The hula has survived many challenges, even being banned by early Christians, and evolved to be the form it has taken on now. In the 21st Century, the purposes of the hula are to inspire, instruct, and entertain an audience.
Since I have lived in Hawaii for over two decades, I have come to appreciate and respect the mature hula dancers who possess knowledge of the history combined with Hawaiian life experience. Sure, a foreigner can come and attempt to grasp the depth and meaning of this form of dance, and give their limited interpretation, but only a true Hawaiian can dance the hula in a way that will transport you to another place and time.
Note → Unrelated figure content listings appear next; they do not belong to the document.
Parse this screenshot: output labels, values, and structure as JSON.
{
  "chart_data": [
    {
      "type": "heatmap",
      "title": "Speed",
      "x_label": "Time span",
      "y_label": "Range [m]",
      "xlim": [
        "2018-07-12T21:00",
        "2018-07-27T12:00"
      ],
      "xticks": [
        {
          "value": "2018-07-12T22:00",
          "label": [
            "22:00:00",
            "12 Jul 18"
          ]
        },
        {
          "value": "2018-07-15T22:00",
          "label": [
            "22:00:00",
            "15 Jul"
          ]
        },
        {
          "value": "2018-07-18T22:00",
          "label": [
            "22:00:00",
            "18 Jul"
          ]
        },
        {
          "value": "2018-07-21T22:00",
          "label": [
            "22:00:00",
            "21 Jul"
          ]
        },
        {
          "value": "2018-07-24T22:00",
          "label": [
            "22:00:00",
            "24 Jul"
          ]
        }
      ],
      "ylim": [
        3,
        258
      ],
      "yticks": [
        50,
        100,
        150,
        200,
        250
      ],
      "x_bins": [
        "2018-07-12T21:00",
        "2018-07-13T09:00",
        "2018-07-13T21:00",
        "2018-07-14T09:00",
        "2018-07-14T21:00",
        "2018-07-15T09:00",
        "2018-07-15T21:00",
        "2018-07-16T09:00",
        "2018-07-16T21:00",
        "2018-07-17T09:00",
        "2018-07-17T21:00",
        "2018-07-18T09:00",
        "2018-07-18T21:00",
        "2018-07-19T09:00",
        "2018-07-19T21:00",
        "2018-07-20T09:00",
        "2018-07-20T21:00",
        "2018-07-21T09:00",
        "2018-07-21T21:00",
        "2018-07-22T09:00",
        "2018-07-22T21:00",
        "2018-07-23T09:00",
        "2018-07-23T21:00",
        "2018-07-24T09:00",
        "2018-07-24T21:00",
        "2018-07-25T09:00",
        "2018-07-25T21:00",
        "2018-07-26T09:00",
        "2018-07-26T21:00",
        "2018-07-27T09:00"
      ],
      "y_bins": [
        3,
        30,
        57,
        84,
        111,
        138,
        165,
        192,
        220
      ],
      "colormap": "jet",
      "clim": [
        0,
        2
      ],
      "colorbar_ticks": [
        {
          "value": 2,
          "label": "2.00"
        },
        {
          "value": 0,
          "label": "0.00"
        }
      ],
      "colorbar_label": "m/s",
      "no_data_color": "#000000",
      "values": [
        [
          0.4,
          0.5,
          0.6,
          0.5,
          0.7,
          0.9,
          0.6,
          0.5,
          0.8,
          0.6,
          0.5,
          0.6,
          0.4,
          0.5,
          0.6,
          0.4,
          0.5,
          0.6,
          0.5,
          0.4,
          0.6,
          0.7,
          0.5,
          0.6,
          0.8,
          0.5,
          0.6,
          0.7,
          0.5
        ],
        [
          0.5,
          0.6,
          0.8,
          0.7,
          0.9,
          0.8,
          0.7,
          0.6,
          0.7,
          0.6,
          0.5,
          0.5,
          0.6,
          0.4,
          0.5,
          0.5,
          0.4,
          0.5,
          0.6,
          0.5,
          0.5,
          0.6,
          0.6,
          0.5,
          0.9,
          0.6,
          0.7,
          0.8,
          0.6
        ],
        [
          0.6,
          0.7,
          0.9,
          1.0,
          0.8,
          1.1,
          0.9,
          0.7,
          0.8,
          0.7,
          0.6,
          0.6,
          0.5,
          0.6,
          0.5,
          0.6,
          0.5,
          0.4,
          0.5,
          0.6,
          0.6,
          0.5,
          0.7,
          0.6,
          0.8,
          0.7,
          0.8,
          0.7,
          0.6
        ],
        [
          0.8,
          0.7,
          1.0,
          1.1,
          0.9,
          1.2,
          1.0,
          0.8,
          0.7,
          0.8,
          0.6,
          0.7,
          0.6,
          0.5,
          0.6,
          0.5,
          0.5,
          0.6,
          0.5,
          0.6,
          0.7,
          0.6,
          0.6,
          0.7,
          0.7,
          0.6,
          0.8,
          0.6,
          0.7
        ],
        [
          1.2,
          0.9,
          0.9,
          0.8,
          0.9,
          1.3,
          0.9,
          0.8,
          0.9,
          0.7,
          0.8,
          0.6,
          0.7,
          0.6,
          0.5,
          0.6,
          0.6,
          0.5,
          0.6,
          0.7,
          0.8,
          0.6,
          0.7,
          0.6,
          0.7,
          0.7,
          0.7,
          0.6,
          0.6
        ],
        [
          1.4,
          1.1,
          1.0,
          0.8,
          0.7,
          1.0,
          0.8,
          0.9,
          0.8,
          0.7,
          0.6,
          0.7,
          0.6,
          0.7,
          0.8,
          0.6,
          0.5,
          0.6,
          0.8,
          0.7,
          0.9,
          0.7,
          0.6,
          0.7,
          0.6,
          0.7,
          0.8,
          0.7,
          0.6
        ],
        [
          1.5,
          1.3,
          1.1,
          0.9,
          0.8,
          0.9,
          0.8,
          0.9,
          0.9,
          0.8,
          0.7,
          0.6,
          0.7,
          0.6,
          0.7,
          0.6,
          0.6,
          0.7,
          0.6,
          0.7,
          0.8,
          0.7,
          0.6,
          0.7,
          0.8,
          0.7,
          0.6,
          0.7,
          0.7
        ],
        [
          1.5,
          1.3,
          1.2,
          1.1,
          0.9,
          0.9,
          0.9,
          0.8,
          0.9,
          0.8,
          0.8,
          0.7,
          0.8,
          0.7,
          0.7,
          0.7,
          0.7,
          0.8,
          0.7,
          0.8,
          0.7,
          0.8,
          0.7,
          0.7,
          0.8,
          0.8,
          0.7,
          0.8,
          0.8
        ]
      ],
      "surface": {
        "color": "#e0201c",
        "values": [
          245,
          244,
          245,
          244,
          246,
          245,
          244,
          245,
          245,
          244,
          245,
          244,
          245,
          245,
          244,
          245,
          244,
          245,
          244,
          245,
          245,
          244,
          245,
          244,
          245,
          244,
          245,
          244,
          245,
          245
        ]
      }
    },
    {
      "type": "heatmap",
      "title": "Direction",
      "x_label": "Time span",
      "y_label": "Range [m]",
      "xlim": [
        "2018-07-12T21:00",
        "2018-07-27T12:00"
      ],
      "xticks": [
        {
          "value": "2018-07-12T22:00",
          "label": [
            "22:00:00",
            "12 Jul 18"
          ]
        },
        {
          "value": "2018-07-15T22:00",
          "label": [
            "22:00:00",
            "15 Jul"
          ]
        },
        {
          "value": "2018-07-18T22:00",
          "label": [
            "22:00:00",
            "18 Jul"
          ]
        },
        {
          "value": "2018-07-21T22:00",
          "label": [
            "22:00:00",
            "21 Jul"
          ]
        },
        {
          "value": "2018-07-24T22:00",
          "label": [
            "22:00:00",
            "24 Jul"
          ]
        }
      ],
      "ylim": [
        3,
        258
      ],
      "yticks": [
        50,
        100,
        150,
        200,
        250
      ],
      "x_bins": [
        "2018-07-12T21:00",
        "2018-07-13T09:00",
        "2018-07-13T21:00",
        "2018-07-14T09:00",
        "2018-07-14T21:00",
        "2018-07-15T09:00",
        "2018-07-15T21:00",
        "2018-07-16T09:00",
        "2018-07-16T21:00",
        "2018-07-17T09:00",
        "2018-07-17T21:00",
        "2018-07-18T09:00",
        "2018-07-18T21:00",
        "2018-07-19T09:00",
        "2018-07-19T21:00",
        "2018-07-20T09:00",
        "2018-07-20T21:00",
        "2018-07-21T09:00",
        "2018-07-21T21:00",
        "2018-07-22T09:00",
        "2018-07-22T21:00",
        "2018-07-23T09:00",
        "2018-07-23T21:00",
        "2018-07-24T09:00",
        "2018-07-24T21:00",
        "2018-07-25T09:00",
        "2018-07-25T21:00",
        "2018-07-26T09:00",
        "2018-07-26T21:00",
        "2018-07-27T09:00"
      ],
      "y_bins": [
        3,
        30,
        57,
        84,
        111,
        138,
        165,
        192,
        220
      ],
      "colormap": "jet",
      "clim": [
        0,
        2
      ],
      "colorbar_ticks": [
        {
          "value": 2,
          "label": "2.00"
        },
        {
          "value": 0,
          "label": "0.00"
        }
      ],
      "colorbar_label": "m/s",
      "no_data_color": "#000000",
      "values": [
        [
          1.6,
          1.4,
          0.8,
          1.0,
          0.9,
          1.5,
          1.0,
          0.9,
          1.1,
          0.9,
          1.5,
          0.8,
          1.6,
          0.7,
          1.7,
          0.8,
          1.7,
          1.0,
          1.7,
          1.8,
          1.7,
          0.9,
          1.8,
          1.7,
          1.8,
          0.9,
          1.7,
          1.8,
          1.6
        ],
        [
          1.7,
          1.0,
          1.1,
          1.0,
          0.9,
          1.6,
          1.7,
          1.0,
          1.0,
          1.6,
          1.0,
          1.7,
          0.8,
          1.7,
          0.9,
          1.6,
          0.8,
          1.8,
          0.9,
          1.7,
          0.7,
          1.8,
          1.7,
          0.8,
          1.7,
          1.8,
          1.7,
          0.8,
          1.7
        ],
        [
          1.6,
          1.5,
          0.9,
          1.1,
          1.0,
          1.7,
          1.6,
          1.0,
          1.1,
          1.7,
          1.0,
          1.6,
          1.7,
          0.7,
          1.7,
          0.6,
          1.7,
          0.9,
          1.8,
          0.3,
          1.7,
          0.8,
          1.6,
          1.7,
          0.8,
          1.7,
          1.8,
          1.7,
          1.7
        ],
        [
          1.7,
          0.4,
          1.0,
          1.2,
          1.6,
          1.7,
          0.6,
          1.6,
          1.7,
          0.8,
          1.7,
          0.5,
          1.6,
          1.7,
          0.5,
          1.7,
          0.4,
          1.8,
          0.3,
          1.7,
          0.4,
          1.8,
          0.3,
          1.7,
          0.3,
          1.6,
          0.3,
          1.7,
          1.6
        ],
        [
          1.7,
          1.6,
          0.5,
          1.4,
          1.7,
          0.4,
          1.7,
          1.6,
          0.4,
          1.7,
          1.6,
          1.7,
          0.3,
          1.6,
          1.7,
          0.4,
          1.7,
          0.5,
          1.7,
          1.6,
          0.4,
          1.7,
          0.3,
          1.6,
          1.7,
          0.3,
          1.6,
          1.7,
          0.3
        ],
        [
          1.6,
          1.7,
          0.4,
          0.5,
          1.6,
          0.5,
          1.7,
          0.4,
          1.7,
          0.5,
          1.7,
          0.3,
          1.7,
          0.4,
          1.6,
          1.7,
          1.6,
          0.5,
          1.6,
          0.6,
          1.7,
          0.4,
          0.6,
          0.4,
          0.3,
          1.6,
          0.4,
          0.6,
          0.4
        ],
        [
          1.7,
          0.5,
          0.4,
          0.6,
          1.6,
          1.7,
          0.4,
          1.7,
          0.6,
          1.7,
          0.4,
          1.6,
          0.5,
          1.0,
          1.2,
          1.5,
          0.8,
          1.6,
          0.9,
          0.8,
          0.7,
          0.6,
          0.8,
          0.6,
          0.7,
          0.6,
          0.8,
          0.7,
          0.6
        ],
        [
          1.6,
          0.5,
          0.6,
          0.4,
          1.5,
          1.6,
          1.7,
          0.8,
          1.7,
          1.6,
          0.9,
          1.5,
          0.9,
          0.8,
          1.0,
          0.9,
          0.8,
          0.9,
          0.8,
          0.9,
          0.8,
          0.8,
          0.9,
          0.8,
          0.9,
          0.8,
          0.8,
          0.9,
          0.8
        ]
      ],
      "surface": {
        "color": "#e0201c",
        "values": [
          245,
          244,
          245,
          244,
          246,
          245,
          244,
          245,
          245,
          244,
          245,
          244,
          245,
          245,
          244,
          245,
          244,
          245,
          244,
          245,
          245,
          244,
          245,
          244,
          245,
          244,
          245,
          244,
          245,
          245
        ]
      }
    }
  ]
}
Even the small children can delight with an ‘uwehe or ‘ami (hula dance steps), but a master of the hula will understand the physics and possess the mana (life force) to interpret the hula correctly. I took hula lessons at one time, and thought I became quite good at it, but realize now that I had only begun to truly learn the art of hula.
It takes many years for a person to be respected enough to be called a kumu hula (master hula teacher). Usually a kumu hula has been instructed over a course of years by another master teacher. They have spent hours learning the history, commitment, grace, dedication, protocol, skills and abilities required for proper execution.
Each year the Merrie Monarch Festival is held in Hawaii, keeping the art and culture of the hula alive. Master hula instructors work the whole year to present ancient and modern dances. Traditional as well as elaborate costumes are created for the competition. It perpetuates the honor and status of the kumu hula. At this festival, you can observe groups of men, women and children dancing in precise unison after months of practice and dedication.
Some of my granddaughters have been taking hula lessons, and are part Polynesian. I am always excited and happy to watch their performances. They learn many great attributes including self-confidence, a sense of community, and grace they may not learn elsewhere.
There are a few Hawaiian ladies in our community who are willing and able to perform a hula without any advance warning. They exude love and what I think the true meaning of aloha is. I am equally in awe as I watch a wrinkled old Hawaiian woman effortlessly performing the hula with grace and dignity.